Ob Cum-Ex, Dieselskandal oder Wirecard: Bei den großen Fällen von Wirtschaftskriminalität ist Alfred Dierlamm immer vorne dabei. Als Anwalt des langjährigen Wirecard-Chefs Markus Braun steht er derzeit besonders im Rampenlicht, denn er versuchte heute die Glaubwürdigkeit des Kronzeugen der Staatsanwaltschaft zu erschüttern. Der Rechtsanwalt griff den ehemaligen Statthalter von Wirecard in Dubai, Oliver Bellenhaus, vor dem Landgericht München direkt an. So behauptet Dierlamm, dass die Aussagen gegenüber der Staatsanwaltschaft unglaubwürdig und nicht plausibel waren.

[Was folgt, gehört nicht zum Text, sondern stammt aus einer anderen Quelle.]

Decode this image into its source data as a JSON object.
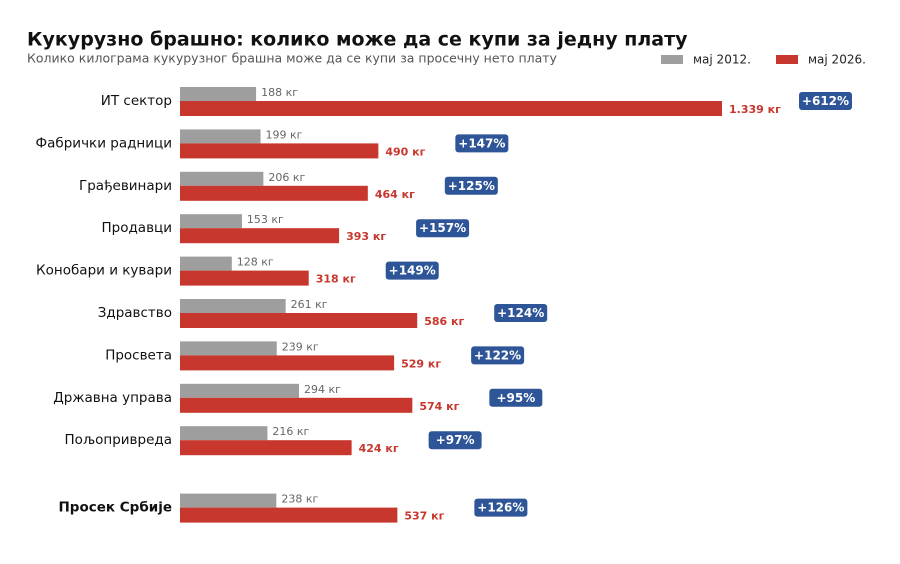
{
  "chart_data": {
    "type": "grouped-hbar",
    "title": "Кукурузно брашно: колико може да се купи за једну плату",
    "subtitle": "Колико килограма кукурузног брашна може да се купи за просечну нето плату",
    "categories": [
      "ИТ сектор",
      "Фабрички радници",
      "Грађевинари",
      "Продавци",
      "Конобари и кувари",
      "Здравство",
      "Просвета",
      "Државна управа",
      "Пољопривреда",
      "Просек Србије"
    ],
    "series": [
      {
        "name": "мај 2012.",
        "color": "#9e9e9e",
        "values": [
          188,
          199,
          206,
          153,
          128,
          261,
          239,
          294,
          216,
          238
        ],
        "value_labels": [
          "188 кг",
          "199 кг",
          "206 кг",
          "153 кг",
          "128 кг",
          "261 кг",
          "239 кг",
          "294 кг",
          "216 кг",
          "238 кг"
        ]
      },
      {
        "name": "мај 2026.",
        "color": "#c8372d",
        "values": [
          1339,
          490,
          464,
          393,
          318,
          586,
          529,
          574,
          424,
          537
        ],
        "value_labels": [
          "1.339 кг",
          "490 кг",
          "464 кг",
          "393 кг",
          "318 кг",
          "586 кг",
          "529 кг",
          "574 кг",
          "424 кг",
          "537 кг"
        ]
      }
    ],
    "change_labels": [
      "+612%",
      "+147%",
      "+125%",
      "+157%",
      "+149%",
      "+124%",
      "+122%",
      "+95%",
      "+97%",
      "+126%"
    ],
    "badge_color": "#2e5597"
  }
}
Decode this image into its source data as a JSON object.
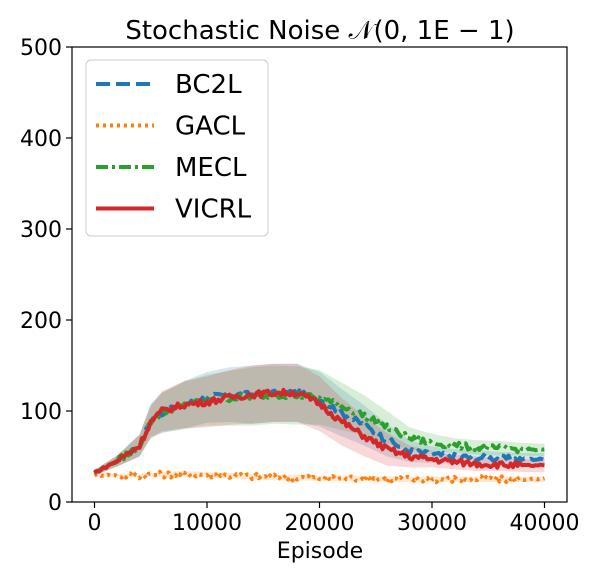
{
  "chart_data": {
    "type": "line",
    "title": "Stochastic Noise 𝒩(0, 1E − 1)",
    "xlabel": "Episode",
    "ylabel": "",
    "xlim": [
      -2000,
      42000
    ],
    "ylim": [
      0,
      500
    ],
    "xticks": [
      0,
      10000,
      20000,
      30000,
      40000
    ],
    "xtick_labels": [
      "0",
      "10000",
      "20000",
      "30000",
      "40000"
    ],
    "yticks": [
      0,
      100,
      200,
      300,
      400,
      500
    ],
    "ytick_labels": [
      "0",
      "100",
      "200",
      "300",
      "400",
      "500"
    ],
    "grid": false,
    "legend_position": "top-left",
    "x": [
      0,
      2000,
      4000,
      5000,
      6000,
      8000,
      10000,
      12000,
      14000,
      16000,
      18000,
      20000,
      22000,
      24000,
      26000,
      28000,
      30000,
      32000,
      34000,
      36000,
      38000,
      40000
    ],
    "series": [
      {
        "name": "BC2L",
        "color": "#1f77b4",
        "style": "dashed",
        "values": [
          32,
          45,
          62,
          90,
          98,
          107,
          115,
          118,
          118,
          120,
          120,
          113,
          98,
          84,
          68,
          56,
          52,
          50,
          49,
          48,
          47,
          47
        ],
        "band": [
          3,
          6,
          12,
          18,
          22,
          26,
          28,
          30,
          32,
          32,
          32,
          30,
          26,
          22,
          18,
          12,
          9,
          8,
          8,
          7,
          7,
          7
        ]
      },
      {
        "name": "GACL",
        "color": "#ff7f0e",
        "style": "dotted",
        "values": [
          30,
          29,
          29,
          30,
          30,
          31,
          30,
          29,
          28,
          27,
          27,
          26,
          26,
          26,
          25,
          25,
          25,
          25,
          25,
          25,
          25,
          25
        ],
        "band": [
          2,
          2,
          2,
          2,
          3,
          3,
          3,
          3,
          3,
          3,
          3,
          3,
          3,
          3,
          3,
          3,
          3,
          3,
          3,
          3,
          3,
          3
        ]
      },
      {
        "name": "MECL",
        "color": "#2ca02c",
        "style": "dashdot",
        "values": [
          32,
          45,
          62,
          88,
          98,
          106,
          112,
          114,
          116,
          118,
          117,
          115,
          105,
          95,
          82,
          70,
          65,
          62,
          60,
          59,
          58,
          57
        ],
        "band": [
          3,
          6,
          12,
          18,
          22,
          26,
          28,
          30,
          32,
          32,
          32,
          30,
          26,
          22,
          18,
          12,
          10,
          8,
          8,
          8,
          7,
          7
        ]
      },
      {
        "name": "VICRL",
        "color": "#d62728",
        "style": "solid",
        "values": [
          32,
          45,
          62,
          88,
          100,
          107,
          110,
          115,
          118,
          120,
          120,
          108,
          88,
          72,
          58,
          50,
          47,
          44,
          42,
          41,
          40,
          40
        ],
        "band": [
          3,
          6,
          12,
          18,
          22,
          26,
          28,
          30,
          32,
          32,
          32,
          30,
          26,
          22,
          18,
          12,
          9,
          8,
          8,
          7,
          7,
          7
        ]
      }
    ]
  }
}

"Bellenhaus ist nicht Kronzeuge. Bellenhaus ist Haupttäter einer Bande", so Dierlamm. Das Ziel dieser "Bande" soll es gewesen sein, Gelder des Unternehmens abzuleiten und folglich zu veruntreuen. Braun sei seit der Insolvenz von Wirecard im Juni 2020 vorverurteilt worden wie kein anderer seiner Mandanten in 30 Jahren, sagte der Anwalt. "Die Vorverurteilung ist beispiellos wie prägend für dieses Verfahren." Auch das Oberlandesgericht, das für die Untersuchungshaft von Braun verantwortlich war, und der Wirecard-Untersuchungsausschuss des Bundestags seien der Falschaussage von Bellenhaus aufgesessen.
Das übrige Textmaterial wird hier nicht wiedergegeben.